Irish farmers have been effectively locked out of a €1bn loan scheme because no Irish banks “have asked to take part”.

The scheme was launched in April by then European Commissioner for Agriculture Phil Hogan and European Investment Bank (EIB) vice-president Andrew McDowell.

It provides European countries with access to the €1bn fund and is aimed at young farmers in particular, promising lower interest rates and a 15-year repayment period.

Pilot loans

Two pilot loans of €275m were immediately implemented in France through the scheme. However, a response from Commissioner Phil Hogan to one young Irish farmer seen by this newspaper, states: “In Ireland, the scheme is not yet rolled out as no banks have asked to take part.

“However, there is a specific loan programme for agriculture and SMEs in place currently in Ireland, called Future Growth Loan Scheme (FGLS).” Despite this comment, it is understood that some banks in Ireland were not asked to take part and, even with the backing of the Irish Commissioner, the loan scheme was not considered for the Irish market because the FGLS was in place.

The FGLS has been held up repeatedly by Government as a Brexit support tool for farmers and provides up to €50m in funding for farmers.

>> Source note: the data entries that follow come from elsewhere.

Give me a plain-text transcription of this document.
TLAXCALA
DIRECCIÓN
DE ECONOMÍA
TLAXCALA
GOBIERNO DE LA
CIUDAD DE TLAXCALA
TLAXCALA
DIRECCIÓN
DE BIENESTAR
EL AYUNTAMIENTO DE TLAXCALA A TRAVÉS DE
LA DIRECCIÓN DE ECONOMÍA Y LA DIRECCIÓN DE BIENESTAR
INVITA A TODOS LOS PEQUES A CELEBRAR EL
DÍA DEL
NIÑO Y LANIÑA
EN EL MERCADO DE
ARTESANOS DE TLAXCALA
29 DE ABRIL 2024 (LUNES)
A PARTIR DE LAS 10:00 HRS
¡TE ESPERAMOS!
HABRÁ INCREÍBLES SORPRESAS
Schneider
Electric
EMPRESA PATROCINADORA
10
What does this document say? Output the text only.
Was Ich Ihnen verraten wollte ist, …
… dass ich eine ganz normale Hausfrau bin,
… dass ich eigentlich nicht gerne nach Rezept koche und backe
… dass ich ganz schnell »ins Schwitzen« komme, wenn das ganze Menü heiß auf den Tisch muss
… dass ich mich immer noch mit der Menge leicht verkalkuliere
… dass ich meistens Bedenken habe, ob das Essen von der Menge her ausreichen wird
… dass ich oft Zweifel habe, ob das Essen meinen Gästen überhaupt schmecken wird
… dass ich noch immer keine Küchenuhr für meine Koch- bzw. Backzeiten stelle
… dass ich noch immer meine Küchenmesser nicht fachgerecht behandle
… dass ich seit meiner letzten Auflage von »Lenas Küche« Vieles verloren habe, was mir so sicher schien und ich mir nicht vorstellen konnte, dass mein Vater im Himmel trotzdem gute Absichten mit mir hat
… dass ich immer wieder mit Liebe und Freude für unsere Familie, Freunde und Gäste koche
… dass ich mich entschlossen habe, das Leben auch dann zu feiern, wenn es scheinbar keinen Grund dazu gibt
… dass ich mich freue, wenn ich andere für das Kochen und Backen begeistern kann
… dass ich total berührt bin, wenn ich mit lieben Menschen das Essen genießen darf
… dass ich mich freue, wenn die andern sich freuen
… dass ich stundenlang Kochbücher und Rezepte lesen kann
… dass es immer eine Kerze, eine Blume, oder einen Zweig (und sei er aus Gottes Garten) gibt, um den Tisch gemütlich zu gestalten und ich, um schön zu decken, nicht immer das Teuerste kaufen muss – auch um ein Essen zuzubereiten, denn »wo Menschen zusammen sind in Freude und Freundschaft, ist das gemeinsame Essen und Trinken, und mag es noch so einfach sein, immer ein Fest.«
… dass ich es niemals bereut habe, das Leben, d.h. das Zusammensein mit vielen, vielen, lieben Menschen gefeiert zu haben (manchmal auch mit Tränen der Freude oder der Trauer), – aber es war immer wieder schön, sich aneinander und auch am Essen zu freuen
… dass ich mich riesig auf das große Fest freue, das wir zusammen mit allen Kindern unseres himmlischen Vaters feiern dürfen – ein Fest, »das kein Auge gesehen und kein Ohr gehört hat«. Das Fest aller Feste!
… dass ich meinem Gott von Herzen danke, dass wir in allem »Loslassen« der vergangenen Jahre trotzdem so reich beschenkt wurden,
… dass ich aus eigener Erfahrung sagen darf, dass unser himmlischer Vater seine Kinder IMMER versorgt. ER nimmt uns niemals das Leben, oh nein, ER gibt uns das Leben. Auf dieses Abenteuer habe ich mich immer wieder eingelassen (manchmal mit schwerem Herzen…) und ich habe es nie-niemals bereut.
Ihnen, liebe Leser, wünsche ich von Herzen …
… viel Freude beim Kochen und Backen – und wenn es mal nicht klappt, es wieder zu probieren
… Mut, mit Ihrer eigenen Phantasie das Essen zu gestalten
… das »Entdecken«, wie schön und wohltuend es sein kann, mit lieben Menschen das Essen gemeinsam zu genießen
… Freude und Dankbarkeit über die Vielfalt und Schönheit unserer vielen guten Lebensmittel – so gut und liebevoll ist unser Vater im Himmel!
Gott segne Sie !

Almost one-third of funding had already been drawn down by mid-September.

If the remaining 390 farmers who have been granted pre-approval draw down the average FGLS loan amount of €115,000, then there will be an over-run of up to €4m.

Gatekeepers

The gatekeepers for introducing new loans onto the market, the Strategic Banking Corporation of Ireland (SBCI) said they felt the FGLS “was the most effective solution for young farmers’ financing needs at present”.

“But it remains open to introducing additional supports as farmers’ needs and market conditions evolve.”